Ich nahm es. Das Leuchten des Bildschirms blendete mich eine Sekunde lang. Dort stand: „Du musst schon im Bett liegen. Sag mir, was du anhast.“

Ich blieb reglos. Wenn ich ihm antwortete, gestand ich ihm, dass ich im Bett lag, fast nackt und über seine Nachricht nachdachte. Wenn ich es nicht tat, würde er es vielleicht als Nein auffassen. Oder vielleicht würde er es noch einmal versuchen.

Ich senkte den Blick auf meinen Körper. Das T-Shirt war bis zur Taille hochgerutscht, meine Beine waren nackt, und die Baumwolle meines Slips trug in der Mitte bereits einen dunklen Fleck. Ich konnte ihm die Wahrheit sagen. Ich konnte ihm genau beschreiben, wie ich dalag. Der Gedanke brachte diese Hitze zurück, diesen tiefen Druck im Unterbauch, das schwere Pochen in der Klitoris.

Nach einer Weile antwortete ich: „Es ist sehr heiß. Nur ein langes T-Shirt. Sonst nichts.“

Ich drückte auf Senden. Mein Herz schlug heftig. Ich hatte ihm gesagt, dass ich keine Hose trug, dass nur eine Stoffschicht seinen Blick von meiner Muschi trennte. Jetzt wusste er alles.

***

Die Antwort kam fast sofort. „Ich will es sehen.“

Zwei Worte. Noch ein stärkerer Schlag in meiner Brust. Es war keine Frage. Es war ein Befehl, sanft, aber dennoch ein Befehl.

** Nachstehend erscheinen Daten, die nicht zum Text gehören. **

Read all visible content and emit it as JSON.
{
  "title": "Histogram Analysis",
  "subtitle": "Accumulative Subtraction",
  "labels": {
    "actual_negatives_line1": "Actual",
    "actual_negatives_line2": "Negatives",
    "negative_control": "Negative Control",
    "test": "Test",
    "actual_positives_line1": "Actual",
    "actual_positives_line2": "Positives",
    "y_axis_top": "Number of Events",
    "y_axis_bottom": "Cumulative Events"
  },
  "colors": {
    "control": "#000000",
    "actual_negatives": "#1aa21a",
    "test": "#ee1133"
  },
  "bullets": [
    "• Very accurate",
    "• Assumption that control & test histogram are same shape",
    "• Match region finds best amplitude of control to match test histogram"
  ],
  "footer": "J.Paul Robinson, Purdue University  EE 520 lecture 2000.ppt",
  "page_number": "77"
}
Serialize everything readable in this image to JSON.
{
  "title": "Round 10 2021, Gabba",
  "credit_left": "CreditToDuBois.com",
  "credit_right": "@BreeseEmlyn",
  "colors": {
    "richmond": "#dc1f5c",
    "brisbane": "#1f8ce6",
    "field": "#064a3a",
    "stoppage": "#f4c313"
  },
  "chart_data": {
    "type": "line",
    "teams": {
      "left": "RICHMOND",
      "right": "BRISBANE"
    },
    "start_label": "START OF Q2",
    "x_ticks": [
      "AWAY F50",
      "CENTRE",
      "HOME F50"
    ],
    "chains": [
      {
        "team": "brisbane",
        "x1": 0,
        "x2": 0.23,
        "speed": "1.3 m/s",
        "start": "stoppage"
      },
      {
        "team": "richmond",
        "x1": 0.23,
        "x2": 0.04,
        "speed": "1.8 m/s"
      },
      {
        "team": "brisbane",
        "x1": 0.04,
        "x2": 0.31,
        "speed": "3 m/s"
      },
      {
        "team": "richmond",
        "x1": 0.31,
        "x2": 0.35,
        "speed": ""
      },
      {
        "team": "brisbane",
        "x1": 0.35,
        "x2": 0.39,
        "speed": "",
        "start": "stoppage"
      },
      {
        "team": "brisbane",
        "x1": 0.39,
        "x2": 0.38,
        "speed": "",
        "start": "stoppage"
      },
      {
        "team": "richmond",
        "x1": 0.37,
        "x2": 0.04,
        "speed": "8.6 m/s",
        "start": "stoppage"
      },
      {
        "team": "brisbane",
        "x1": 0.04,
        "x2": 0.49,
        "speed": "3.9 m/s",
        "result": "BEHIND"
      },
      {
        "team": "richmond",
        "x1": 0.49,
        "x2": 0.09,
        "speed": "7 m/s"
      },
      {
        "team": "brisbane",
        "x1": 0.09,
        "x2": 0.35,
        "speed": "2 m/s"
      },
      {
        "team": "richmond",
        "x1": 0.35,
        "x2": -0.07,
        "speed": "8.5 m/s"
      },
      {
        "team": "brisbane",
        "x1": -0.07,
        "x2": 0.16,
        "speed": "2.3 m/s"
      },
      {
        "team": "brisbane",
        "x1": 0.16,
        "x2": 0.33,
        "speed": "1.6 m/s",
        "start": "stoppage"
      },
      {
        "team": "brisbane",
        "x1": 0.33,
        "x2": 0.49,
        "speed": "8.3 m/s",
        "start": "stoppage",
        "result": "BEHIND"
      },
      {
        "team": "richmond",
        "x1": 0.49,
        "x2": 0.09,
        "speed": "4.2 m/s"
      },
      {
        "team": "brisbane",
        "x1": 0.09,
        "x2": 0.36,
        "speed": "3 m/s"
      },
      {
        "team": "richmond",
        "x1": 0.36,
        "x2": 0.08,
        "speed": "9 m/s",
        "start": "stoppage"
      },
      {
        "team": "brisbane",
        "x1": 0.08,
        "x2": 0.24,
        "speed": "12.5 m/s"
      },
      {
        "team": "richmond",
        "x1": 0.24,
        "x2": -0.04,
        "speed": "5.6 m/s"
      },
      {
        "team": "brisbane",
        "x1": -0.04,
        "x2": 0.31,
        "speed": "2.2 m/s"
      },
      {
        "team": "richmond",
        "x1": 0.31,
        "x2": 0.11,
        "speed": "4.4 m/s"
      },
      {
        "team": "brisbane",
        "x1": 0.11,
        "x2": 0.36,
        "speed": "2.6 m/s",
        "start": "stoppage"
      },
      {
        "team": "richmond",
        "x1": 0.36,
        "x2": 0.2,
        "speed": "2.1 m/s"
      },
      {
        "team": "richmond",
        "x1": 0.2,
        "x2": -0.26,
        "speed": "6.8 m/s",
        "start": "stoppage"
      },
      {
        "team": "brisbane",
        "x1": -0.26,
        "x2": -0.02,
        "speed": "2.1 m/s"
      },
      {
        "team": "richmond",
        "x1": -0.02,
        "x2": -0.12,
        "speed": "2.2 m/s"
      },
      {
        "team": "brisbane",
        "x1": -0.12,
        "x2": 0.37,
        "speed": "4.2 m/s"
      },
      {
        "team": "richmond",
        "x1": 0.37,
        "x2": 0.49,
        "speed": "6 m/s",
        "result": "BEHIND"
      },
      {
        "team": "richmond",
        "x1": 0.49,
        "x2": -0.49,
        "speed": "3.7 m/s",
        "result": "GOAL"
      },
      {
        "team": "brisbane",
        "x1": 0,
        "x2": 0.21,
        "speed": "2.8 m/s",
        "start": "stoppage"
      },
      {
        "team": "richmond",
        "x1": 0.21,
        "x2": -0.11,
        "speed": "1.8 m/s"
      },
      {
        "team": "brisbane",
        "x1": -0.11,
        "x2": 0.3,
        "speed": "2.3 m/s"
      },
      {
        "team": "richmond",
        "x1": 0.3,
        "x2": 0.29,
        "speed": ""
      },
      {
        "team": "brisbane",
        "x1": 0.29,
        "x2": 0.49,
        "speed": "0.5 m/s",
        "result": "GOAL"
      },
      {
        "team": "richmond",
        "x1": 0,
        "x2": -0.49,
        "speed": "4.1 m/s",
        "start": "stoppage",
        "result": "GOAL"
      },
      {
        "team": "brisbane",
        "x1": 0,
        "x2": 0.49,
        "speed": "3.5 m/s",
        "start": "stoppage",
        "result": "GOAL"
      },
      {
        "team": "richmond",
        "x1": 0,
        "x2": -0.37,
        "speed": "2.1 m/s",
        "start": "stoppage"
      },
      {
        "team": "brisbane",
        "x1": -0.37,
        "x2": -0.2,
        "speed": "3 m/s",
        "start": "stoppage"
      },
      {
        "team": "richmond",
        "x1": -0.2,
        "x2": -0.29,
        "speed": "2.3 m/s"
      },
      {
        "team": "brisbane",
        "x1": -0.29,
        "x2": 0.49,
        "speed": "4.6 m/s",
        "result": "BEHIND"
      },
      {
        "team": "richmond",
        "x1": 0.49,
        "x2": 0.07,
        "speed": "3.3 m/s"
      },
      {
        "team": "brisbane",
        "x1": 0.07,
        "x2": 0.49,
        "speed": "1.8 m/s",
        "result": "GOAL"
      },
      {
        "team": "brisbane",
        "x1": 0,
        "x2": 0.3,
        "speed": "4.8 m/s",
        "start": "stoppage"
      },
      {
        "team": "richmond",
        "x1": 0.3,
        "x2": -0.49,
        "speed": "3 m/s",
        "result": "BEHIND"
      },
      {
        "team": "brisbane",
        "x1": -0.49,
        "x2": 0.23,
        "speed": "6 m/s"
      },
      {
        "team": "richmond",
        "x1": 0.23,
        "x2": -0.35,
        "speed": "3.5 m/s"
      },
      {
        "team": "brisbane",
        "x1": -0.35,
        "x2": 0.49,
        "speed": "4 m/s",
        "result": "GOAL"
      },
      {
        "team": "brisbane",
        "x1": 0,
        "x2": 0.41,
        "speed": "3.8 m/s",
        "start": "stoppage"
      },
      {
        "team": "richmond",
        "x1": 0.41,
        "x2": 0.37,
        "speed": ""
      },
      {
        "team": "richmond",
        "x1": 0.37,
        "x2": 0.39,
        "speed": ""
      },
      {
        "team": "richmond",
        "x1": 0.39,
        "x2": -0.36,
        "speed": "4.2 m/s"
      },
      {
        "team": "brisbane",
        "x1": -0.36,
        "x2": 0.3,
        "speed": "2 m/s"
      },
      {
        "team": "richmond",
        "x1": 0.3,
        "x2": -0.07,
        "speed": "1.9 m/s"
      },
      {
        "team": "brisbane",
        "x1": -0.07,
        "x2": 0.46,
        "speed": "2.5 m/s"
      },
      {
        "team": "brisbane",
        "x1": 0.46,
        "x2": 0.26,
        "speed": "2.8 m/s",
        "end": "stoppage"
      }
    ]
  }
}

Ich sah zur Tür meines Zimmers, als könnte mich jemand beobachten. Niemand war da. Nur ich, die Hitze der Nacht und seine Nachricht auf dem Bildschirm.

Ich richtete mich im Bett auf. Ohne lange nachzudenken, stand ich auf und ging zum Spiegel des Kleiderschranks. Mit einem Ruck zog ich das lange T-Shirt aus. Ich stand nur noch im Slip da. Die Luft strich über meine Brustwarzen, die augenblicklich hart wurden, so hart, dass sie schmerzten.

Dann nahm ich die Kette vom Nachttisch, die er mir geschenkt hatte. Ich legte sie an. Das Gold fiel kalt zwischen meine Brüste, genau in die Mitte. Es bedeckte nichts. Es glitzerte kaum auf meiner Haut.

Ich zögerte eine Sekunde und zog dann auch den Slip aus. Ich ließ ihn zu Boden fallen und schob ihn mit dem Fuß beiseite. Nackt stand ich vor dem Spiegel, nur die Kette zwischen meinen Titten. Ich sah mein eigenes Spiegelbild: die gestutzte Schambehaarung, die glänzenden Schenkel von der Feuchtigkeit, die an mir herablief, die gespannten Brustwarzen, die nach vorn zeigten.

Ich machte ein Foto von mir im Spiegel. Ohne Gesicht, vom Hals abwärts. Meine Brüste, die zwischen ihnen hängende Kette, mein Bauch, mein Schamhügel, alles im gedämpften Licht der Lampe. Ich schickte es, ohne etwas dazuzuschreiben. Das Foto sagte alles: ich in meinem Zimmer, völlig nackt, seine Kette tragend, weil er mich darum gebeten hatte.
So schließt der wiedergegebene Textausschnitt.